4. Change notifications

Microsoft Graph change notifications are built in this slice (section 1.1; /api/ready reports changeNotifications as mock in mock mode, and disabled/blocked/live in graph mode depending on FMD_FEATURE_CHANGE_NOTIFICATIONS, resolvable Graph credentials, and FMD_WEBHOOK_PUBLIC_URL — see section 5). Design position:
  • Delta remains authoritative. Notifications are wake-up hints only; the pipeline processes changes exclusively from the delta feed. This means a deployment loses freshness, not correctness, when notifications are unavailable — every scope can still be reconciled by delta scans regardless.
  • Subscription lifecycle is real operational surface: subscriptions expire and must be renewed ahead of expiry; lifecycle events must be consumed; duplicates must be deduplicated; silent/stale subscriptions and widening cursor lag need alarms; delivery latency varies by resource and can exceed the 15-minute processing target, which is why the internal SLO is defined from receipt or delta observation, not source event time.
  • Deployment prerequisite: a publicly reachable, validated webhook endpoint (or supported Azure messaging delivery), which the local slice does not have.
Live notifications require no additional Graph permissions beyond the resource permissions above, but should run under a distinct identity per section 1.1.
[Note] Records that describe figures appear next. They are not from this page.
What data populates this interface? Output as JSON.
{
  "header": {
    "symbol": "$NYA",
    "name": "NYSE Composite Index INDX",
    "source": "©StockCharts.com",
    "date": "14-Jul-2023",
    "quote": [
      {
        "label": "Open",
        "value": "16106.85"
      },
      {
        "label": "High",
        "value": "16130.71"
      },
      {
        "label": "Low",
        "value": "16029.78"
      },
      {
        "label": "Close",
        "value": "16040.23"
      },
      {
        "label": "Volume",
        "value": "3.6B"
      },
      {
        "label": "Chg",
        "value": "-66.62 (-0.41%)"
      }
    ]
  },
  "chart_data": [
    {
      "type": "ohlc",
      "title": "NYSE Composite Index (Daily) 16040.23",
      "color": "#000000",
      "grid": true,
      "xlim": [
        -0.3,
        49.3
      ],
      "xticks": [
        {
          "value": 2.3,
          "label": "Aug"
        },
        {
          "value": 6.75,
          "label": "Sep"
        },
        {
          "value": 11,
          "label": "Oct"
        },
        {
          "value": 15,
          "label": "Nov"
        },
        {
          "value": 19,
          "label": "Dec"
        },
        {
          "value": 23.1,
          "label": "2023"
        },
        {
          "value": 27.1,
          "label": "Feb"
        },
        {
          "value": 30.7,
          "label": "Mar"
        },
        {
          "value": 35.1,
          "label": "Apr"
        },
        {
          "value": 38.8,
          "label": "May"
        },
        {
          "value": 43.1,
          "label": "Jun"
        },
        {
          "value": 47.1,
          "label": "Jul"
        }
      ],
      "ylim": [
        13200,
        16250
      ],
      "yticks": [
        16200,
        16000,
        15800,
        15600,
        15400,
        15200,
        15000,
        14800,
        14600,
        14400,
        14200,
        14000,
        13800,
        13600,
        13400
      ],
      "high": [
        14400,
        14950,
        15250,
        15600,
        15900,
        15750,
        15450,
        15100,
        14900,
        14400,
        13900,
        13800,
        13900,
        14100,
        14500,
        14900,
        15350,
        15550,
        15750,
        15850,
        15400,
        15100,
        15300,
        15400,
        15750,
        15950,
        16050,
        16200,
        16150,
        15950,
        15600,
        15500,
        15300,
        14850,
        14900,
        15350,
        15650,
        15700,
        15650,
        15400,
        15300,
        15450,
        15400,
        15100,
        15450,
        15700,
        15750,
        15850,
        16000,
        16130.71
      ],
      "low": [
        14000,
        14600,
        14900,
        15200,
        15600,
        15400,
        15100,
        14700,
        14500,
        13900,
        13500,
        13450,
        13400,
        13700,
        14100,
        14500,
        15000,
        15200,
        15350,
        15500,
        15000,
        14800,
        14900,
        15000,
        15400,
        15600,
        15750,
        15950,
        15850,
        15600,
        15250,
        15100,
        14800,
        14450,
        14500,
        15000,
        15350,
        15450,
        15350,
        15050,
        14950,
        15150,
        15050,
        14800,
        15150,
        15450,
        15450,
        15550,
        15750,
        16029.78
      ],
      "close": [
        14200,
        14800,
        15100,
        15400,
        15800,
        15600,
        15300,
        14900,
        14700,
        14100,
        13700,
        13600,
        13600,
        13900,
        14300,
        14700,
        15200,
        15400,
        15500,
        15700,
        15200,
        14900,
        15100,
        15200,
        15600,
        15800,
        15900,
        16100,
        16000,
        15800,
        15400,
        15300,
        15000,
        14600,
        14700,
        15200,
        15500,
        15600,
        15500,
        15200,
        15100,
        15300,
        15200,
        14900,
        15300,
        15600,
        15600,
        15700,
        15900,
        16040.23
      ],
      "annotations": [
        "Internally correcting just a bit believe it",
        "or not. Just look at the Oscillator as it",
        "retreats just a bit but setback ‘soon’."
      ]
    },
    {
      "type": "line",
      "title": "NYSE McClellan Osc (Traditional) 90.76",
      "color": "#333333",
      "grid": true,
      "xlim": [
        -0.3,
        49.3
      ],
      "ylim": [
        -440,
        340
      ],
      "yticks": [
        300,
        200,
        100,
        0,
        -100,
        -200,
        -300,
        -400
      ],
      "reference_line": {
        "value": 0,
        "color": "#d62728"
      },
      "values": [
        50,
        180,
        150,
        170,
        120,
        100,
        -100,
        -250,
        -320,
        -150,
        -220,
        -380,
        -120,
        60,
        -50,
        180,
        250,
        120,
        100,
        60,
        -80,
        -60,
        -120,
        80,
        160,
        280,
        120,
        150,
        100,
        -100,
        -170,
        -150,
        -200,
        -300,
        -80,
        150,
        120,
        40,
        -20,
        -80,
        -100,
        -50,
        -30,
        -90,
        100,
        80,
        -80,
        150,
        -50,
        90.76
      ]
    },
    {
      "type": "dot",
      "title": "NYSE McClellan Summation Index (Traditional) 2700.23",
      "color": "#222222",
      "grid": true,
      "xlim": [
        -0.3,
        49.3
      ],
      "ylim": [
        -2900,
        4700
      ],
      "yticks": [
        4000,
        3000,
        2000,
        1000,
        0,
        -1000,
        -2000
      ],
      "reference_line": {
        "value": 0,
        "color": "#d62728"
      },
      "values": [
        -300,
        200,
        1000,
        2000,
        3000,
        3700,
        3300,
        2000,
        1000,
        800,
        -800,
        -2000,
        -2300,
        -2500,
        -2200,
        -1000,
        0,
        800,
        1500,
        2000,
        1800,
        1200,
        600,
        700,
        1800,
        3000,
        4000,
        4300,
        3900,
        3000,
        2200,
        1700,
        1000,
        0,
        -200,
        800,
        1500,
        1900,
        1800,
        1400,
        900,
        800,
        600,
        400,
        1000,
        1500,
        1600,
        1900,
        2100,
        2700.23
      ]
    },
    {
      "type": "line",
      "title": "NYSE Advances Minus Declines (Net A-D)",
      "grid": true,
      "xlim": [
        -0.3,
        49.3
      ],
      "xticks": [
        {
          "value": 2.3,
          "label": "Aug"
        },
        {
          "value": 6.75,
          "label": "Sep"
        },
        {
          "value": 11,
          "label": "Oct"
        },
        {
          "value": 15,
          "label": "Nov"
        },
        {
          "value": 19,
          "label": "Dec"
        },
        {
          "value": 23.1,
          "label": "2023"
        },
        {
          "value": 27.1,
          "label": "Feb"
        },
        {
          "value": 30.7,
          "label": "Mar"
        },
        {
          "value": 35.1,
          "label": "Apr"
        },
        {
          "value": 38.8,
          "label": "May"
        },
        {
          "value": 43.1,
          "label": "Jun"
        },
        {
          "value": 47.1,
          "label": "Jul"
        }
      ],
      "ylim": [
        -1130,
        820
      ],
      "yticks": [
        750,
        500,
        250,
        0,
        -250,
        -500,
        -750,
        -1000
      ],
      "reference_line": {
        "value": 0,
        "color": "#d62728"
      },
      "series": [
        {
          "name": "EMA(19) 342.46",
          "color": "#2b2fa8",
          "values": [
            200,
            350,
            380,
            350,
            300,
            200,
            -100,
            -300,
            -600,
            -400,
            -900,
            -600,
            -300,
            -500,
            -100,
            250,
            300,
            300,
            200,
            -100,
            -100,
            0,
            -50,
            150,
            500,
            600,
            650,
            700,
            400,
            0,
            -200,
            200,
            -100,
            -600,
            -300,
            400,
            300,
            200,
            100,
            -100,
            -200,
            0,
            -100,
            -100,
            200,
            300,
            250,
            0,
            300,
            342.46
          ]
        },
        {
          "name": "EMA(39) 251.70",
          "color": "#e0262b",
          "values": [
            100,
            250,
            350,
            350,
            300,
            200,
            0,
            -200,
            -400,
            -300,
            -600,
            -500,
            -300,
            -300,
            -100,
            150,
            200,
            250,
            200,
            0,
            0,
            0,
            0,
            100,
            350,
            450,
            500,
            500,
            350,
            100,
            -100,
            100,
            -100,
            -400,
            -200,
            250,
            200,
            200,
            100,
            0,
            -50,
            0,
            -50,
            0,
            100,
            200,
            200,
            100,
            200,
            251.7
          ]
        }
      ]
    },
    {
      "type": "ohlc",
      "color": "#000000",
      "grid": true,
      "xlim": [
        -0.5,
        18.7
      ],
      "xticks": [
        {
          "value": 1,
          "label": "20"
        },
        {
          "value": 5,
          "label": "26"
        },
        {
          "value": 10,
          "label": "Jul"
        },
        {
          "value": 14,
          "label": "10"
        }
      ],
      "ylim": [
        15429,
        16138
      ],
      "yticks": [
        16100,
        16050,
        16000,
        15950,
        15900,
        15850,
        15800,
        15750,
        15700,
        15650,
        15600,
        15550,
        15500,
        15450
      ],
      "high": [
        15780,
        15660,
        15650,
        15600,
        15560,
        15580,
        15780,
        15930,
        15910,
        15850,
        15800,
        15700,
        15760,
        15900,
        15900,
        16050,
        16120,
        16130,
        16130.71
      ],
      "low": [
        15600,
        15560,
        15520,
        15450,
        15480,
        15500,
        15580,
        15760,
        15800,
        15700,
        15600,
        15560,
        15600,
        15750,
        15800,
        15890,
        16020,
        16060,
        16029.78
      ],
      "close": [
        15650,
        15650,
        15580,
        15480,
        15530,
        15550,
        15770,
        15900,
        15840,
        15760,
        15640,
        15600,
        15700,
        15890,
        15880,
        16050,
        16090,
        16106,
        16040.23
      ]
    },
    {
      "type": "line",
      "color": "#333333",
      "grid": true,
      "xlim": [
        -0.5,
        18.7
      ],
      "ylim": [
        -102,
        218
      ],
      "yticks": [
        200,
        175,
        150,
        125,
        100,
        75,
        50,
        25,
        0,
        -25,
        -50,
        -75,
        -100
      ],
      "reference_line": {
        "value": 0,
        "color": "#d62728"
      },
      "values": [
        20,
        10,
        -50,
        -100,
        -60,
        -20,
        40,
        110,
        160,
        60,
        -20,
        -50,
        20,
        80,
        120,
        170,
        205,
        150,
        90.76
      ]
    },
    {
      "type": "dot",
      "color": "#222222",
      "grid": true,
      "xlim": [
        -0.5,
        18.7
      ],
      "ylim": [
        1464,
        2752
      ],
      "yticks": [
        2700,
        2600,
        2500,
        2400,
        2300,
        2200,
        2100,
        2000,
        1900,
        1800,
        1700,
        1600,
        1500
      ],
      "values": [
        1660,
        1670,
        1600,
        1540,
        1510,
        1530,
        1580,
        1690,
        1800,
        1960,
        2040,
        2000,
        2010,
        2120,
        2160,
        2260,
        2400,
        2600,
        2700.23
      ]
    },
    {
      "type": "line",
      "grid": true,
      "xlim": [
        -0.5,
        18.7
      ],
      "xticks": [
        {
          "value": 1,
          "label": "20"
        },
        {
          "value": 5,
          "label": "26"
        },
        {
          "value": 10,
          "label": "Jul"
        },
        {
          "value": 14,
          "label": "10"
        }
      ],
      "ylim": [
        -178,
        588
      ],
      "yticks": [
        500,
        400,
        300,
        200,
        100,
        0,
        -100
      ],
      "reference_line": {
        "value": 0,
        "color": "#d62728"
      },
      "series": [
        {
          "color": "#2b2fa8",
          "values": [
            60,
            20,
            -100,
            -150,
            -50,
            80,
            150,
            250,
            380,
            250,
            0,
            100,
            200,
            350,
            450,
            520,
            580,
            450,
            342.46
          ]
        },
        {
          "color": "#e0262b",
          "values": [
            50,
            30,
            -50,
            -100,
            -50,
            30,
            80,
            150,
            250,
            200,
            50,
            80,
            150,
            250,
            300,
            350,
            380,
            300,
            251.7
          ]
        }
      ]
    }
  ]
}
5. Capability status (mirrors /api/ready)

GET /api/ready (packages/server/src/routes/health.ts) reports one honest mode per capability: mock, live, blocked (configured/required but prerequisites unmet — never silently faked), or disabled (not configured / not built). Current build state and exact prerequisites to advance each: The readiness payload never reports live on a feature flag alone: live additionally requires the relevant credentials to resolve (the *_REF env var names a variable that actually holds a value); an enabled capability whose credentials do not resolve reports blocked (routes/health.ts, tested in routes/health.test.ts). Even so, do not set feature flags ahead of their consent prerequisites: Graph rejects unconsented calls at run time (403), which surfaces as failed work units and probe failures — never silent success.

Internal authorization (for contrast)

Independent of Microsoft permissions, all product APIs are governed by the slice’s own capability-based authorization (kernel/authz.ts): role grants are (capability, scope) tuples where scope is tenant-wide or domain-scoped (e.g., an HR domain owner holds asset.read only within owned domains), evaluated per request against the tenant context, with enforcement tested. Remediation additionally enforces separation of duties (requester cannot approve, ADR-0010). Every privileged operation lands in the per-tenant hash-chained audit log. Data handling follows the minimized-evidence retention profile (ADR-0011): bounded redacted excerpts, purpose-flagged artifacts, and default-deny log redaction.